Öyle Bir Geçer Zaman ki artık geçmiyor! Ben bu dizideki insanların yaşadığı dramdan yoruldum. Bence bu diziyi, 'Bakın insanlar neler neler yaşıyor, oturun halinize şükredin,' diye izletiyorlar bize. Başka türlüsü olamaz. Bir insanoğlu bu kadarını yaşayamaz, yaşattırılamaz. Eyyy senarist! Her nerede yaşıyor ve yaşatılıyorsan bana bu dizide de mutluluk olabileceğini söyle!
Geçen hafta dört yaşındaki oğlumun doğum günü partisi vardı. Parti sonunda bir oyun oynadılar. Çocukların tek tek elendiği oyunda, oyundan her elenen çocuğun TRT Çocuk'un çizgi kahramanı Pepee gibi ağlaması beni benden aldı. Okan Bayülgen'in deyimiyle 'Pepeeeeee, Pepeeeee ne yaptın sen bize Pepeee?' demek istiyorum.
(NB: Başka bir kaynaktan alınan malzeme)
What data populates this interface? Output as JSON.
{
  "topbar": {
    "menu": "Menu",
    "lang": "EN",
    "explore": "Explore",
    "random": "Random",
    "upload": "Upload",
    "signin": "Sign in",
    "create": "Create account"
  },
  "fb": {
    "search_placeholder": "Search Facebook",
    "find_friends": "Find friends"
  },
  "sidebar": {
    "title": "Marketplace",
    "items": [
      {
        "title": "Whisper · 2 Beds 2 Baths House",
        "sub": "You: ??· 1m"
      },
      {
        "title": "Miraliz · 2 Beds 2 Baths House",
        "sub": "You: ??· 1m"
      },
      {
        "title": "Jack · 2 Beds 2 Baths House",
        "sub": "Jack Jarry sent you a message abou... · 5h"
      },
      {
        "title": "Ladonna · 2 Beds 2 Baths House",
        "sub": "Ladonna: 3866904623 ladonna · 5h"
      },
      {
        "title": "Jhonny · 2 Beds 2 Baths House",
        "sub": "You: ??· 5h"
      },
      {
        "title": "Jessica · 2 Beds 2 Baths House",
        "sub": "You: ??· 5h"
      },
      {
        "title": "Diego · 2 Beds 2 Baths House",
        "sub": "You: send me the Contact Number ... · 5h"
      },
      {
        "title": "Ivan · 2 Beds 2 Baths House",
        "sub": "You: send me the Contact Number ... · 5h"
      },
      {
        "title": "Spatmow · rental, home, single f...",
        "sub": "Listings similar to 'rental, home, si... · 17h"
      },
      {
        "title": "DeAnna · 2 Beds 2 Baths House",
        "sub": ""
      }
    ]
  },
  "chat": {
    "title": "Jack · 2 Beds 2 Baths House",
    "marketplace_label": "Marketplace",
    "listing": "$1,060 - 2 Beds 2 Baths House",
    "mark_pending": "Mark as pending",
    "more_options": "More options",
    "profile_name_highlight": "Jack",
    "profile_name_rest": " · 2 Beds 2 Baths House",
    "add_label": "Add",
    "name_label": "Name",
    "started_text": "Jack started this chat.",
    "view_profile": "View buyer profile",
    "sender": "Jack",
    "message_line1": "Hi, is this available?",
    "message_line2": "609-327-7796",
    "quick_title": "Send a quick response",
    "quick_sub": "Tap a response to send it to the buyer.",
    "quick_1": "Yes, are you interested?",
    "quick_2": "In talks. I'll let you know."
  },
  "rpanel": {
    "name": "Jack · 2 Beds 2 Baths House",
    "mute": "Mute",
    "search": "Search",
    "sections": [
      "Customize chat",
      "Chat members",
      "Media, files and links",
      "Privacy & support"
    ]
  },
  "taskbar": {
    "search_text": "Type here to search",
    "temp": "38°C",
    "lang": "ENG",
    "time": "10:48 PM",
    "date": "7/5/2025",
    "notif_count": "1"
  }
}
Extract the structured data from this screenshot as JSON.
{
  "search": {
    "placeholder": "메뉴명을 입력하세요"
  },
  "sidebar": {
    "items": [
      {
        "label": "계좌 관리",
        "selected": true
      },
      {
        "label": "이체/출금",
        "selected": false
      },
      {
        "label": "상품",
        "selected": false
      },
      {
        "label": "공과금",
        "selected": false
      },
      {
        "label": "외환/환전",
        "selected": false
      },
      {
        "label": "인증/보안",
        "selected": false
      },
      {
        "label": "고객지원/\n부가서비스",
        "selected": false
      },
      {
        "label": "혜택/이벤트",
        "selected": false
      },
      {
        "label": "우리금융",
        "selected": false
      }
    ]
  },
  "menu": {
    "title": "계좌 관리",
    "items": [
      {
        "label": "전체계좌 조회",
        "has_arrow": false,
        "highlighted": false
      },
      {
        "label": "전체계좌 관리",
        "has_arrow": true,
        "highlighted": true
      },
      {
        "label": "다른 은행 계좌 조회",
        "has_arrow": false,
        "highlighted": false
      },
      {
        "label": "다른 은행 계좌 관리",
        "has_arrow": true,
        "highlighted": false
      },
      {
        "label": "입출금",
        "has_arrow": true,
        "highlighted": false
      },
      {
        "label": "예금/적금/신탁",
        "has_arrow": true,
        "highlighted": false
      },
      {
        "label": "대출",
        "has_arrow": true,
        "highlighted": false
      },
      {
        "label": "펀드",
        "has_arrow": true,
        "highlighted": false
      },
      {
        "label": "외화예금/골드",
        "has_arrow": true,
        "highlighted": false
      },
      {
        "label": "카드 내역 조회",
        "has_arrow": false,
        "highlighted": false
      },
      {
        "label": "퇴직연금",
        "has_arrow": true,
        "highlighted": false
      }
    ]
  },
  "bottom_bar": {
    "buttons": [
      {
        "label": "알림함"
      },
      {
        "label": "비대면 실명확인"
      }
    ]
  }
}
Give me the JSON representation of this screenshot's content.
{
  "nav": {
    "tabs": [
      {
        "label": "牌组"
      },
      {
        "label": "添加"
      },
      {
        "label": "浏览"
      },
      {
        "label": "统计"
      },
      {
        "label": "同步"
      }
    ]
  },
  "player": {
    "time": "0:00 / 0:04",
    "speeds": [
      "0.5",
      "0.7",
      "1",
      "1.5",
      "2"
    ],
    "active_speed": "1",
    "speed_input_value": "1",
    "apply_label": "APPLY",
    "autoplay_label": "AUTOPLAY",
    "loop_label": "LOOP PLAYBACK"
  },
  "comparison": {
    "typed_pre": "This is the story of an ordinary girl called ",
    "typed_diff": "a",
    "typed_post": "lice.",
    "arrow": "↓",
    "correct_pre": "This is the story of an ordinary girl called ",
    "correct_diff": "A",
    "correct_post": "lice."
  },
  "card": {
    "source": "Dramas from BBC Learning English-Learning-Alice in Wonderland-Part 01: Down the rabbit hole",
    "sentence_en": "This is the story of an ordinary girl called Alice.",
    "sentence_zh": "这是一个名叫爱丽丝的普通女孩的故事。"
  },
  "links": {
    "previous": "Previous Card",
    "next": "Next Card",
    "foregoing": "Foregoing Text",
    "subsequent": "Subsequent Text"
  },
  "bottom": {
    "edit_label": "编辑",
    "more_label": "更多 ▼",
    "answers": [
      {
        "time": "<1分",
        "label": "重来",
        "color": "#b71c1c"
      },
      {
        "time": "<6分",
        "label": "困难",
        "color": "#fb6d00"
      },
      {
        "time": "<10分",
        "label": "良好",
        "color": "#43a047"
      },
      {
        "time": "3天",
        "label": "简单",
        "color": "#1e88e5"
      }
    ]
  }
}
Laf çoluk çocuktan açılmışken, Cem Yılmaz durumuna adapte olmuş. Espriler bile aile, çocuk eksenine geçmiş. Valla ne diyeyim Cem Yılmaz'a, bizim cenahta espri konusu bol; çocuk var, kayınvalide var, kayınbirader var, elti var, baldız var. Var da var. Bu malzeme Cem Yılmaz'ı beş yıl götürür.
KİM NE İZLİYOR?
Deniz Seki, İffet'i kaçırmıyor. Öyle Bir Geçer Zaman ki de göz attıkları arasında.
Türkan Şoray da İffet'ci. Muhteşem Yüzyıl'ınsa kostümleri hoşuna gidiyor.